というか、発想がかなりぶっ飛んでいます。
正直ワンパターンでマンネリ感もあるのですが、最近登場した父親がいい味を出していて盛り返してきたなと感じています。
『さぐりちゃん探検隊』(作:あきやま陽光)
「明日行ける」というのがキーワードであって、実在する東京近郊の探検スポットなどが紹介されていますが、私のような田舎者には関係のない話です。
ぶっちゃけ、さぐりちゃんが可愛いだけの漫画です。
が、「表紙ではなく、その話で一番見せたいところにカラーページを挿入する」というカラーの使い方は毎回感心します。
金曜日
『見栄っぱりシンドローム』なかだまお
秀才同士の不器用な恋愛模様、少女漫画が好きな人は楽しめると思います。
最近になって連載が再開して嬉しい限り。
あとは、金曜日は『カラダ探し』とか好きだったんですけど、わけのわからん終わり方をしたと思ったら『カラダ探し 解』とかいう続編が始まってしまって、理解するのも面倒になったのでパラパラ流し読みしてます。
土曜日
『ROUTE END』(作:中川海二)
死者が出た物件の清掃を行う”特殊清掃”の仕事をしている主人公が、猟奇的な連続殺人に巻き込まれる話です。
本格的なストーリーで、今後の展開次第ではテレビドラマになってもおかしくないと思っているほど、話は練られていると思います。
『ヴィジランテ -僕のヒーローアカデミアILLEGALS-』(脚本:古橋秀之、作画:別天荒人)
本誌の人気漫画『僕のヒーローアカデミア』のスピンオフ。
ジャンプのスピンオフはギャグ漫画が多いのですが、これはちゃんとストーリーが展開されています。
ヒロアカの設定を使い、原作とリンクさせながら話を展開させていっているのですが、ぶっちゃけスピンオフの方が本編よりも面白いです。
その他、土曜日は『フードファイタータベル』(作:うすた京介)も連載されています。
夫婦(妻は水曜日に『ラブデスター』を連載している榊健滋先生)で同じ媒体に連載しているなんて、どんな気持ちなんでしょうか。
やっぱりお互いのアンケート順位なんかも気になるのかな?
日曜日
『花のち晴れ ~花男NextSeason~』(作:神尾葉子)
みなさん一度は耳にしたことのあるであろう超有名漫画『花より男子』の続編です。
続編と言ってもF4の時代とは世代が変わっており、道明寺くんなどはほぼ出てきませんが…。
「何で『ジャンプ+』で連載を?」と思うのですが、『花男』ファンとしては『ジャンプ+』で連載してくれるのを嬉しく思います。
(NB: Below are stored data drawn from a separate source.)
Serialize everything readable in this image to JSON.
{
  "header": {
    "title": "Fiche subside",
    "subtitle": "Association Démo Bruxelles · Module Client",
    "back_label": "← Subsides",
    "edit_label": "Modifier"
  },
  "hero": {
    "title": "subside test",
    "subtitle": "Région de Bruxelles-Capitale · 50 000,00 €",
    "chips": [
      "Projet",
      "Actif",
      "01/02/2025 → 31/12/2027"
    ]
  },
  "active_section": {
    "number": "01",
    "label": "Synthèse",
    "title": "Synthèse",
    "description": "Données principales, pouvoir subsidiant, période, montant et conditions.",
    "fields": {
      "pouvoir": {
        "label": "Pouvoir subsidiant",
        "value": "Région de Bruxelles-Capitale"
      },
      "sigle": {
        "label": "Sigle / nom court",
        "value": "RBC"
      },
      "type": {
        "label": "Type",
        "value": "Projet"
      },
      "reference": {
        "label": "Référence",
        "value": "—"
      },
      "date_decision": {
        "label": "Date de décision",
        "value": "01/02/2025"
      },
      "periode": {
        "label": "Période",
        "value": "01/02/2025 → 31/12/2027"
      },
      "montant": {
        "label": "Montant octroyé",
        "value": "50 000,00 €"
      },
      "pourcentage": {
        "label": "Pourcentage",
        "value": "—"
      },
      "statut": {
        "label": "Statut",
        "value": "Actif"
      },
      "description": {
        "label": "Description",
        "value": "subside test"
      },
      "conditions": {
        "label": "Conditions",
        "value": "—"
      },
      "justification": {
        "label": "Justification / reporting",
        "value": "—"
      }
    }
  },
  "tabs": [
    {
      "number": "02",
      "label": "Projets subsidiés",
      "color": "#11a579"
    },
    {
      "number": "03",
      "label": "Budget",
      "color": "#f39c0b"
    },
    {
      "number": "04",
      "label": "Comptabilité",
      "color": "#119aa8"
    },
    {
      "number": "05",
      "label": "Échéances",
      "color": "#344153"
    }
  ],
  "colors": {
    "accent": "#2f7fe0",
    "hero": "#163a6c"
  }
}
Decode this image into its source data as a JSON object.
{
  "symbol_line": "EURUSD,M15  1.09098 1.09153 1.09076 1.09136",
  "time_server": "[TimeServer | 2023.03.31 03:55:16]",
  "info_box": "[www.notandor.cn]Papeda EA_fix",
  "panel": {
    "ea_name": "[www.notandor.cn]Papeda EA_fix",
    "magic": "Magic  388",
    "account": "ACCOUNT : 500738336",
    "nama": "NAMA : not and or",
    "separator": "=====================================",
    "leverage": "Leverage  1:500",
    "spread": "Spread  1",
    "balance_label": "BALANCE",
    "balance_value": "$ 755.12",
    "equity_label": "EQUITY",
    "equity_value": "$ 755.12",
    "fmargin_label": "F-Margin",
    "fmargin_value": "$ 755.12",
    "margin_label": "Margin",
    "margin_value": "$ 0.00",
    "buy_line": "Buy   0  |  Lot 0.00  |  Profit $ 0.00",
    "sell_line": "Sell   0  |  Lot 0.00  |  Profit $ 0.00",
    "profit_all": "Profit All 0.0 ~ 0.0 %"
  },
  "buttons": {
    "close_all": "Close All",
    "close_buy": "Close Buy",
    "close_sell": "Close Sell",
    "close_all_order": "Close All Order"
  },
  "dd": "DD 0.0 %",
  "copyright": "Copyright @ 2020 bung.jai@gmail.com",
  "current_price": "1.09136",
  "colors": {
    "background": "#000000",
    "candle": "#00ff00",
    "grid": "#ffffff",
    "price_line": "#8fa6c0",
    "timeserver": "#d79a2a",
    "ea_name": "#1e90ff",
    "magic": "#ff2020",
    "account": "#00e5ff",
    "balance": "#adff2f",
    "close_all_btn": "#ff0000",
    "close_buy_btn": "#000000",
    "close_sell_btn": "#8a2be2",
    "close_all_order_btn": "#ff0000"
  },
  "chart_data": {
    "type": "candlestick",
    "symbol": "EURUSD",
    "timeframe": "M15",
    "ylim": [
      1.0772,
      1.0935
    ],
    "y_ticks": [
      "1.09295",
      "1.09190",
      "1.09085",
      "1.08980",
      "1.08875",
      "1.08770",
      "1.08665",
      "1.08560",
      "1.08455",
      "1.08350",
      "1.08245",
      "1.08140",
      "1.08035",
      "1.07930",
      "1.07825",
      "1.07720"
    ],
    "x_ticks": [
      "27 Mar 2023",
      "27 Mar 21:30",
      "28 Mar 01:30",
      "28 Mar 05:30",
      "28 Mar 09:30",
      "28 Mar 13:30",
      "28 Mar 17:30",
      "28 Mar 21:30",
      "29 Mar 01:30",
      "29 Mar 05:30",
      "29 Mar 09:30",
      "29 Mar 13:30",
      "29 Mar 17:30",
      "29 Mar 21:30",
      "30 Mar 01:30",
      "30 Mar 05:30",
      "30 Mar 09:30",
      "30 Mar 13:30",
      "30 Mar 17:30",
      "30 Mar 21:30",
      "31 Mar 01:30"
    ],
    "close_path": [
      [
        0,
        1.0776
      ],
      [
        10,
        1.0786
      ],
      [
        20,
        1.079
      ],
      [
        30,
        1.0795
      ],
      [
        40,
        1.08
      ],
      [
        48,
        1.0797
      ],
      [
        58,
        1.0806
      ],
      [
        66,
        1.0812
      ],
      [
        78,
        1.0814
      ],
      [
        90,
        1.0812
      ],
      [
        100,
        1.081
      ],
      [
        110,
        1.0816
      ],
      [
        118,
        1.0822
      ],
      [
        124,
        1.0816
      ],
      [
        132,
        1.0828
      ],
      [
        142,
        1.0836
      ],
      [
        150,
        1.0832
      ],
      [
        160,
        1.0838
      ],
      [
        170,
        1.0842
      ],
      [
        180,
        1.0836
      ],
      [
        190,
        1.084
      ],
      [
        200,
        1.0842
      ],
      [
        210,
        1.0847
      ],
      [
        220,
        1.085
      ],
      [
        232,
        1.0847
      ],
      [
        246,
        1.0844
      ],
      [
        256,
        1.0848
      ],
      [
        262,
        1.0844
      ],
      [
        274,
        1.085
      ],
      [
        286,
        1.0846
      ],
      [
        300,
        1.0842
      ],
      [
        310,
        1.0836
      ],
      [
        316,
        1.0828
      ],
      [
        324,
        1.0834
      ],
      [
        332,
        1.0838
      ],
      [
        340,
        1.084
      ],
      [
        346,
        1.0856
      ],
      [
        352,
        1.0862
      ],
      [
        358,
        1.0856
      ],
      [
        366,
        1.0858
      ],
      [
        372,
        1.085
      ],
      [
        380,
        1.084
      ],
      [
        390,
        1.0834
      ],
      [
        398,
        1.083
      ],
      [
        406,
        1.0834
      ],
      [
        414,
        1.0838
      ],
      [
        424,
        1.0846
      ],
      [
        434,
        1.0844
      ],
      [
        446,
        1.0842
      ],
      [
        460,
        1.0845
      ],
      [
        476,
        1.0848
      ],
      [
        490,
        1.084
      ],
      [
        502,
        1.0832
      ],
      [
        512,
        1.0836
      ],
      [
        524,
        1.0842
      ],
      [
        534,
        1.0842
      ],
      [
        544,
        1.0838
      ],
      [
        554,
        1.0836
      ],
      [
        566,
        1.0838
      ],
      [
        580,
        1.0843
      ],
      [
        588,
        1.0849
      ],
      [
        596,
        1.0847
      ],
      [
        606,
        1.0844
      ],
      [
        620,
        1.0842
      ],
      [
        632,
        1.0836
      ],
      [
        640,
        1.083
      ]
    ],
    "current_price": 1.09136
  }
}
『終極エンゲージ』(原作:江藤俊司、作画:三輪ヨシユキ)
「自分(男)のクローン(女)と結婚する」というのがスタートだったので、かなりぶっ飛んでるなと思って様子を見ていたのですが、修行のために立ち寄った最初の星で時間を使いまくったためか、修行編はさっさと片付けて結婚の権利を得るためのトーナメント戦が始まってしまうなど、ストーリーの展開もかなりぶっ飛んでます。
というか、修行編で時間使いまくっていたのに、トーナメントも駆け足だし、打ち切られてしまうのでは?という不安も…。
不定期連載
『すすめ!ジャンプへっぽこ探検隊!』(作:サクライタケシ)
おにぎり屋さん(?)が連載しているルポ漫画です。
以前は『ジャンプの正しい作り方!』というジャンプの製造工程などのルポ漫画を描かれていましたが、今はジャンプにちなんだ企画などのルポ漫画を描いておられます。
「ジャンプ編集部の人はどれだけジャンプ出来るか?」といった何故ゴーサインが出たのか分からないような企画もあれば、「手塚賞・赤塚賞のパーティーのルポ」といった漫画家を志すものであればヨダレが出るような企画もあり、面白さの振り幅が大きいのも特徴です。
「集英社の女子トイレのマークを矢吹健太朗先生に書いてもらった」という企画では、書いてもらったマークが性的であるというクレームが殺到したため配信中止になったことを考えると、この漫画に注目していたのは私だけではないのかもしれません。
おわりに
以上、簡単ではありますが『ジャンプ+』についてまとめました。
この記事を読んだ人が、『ジャンプ+』を通じてまだ見ぬ新しい漫画に会えると嬉しいです。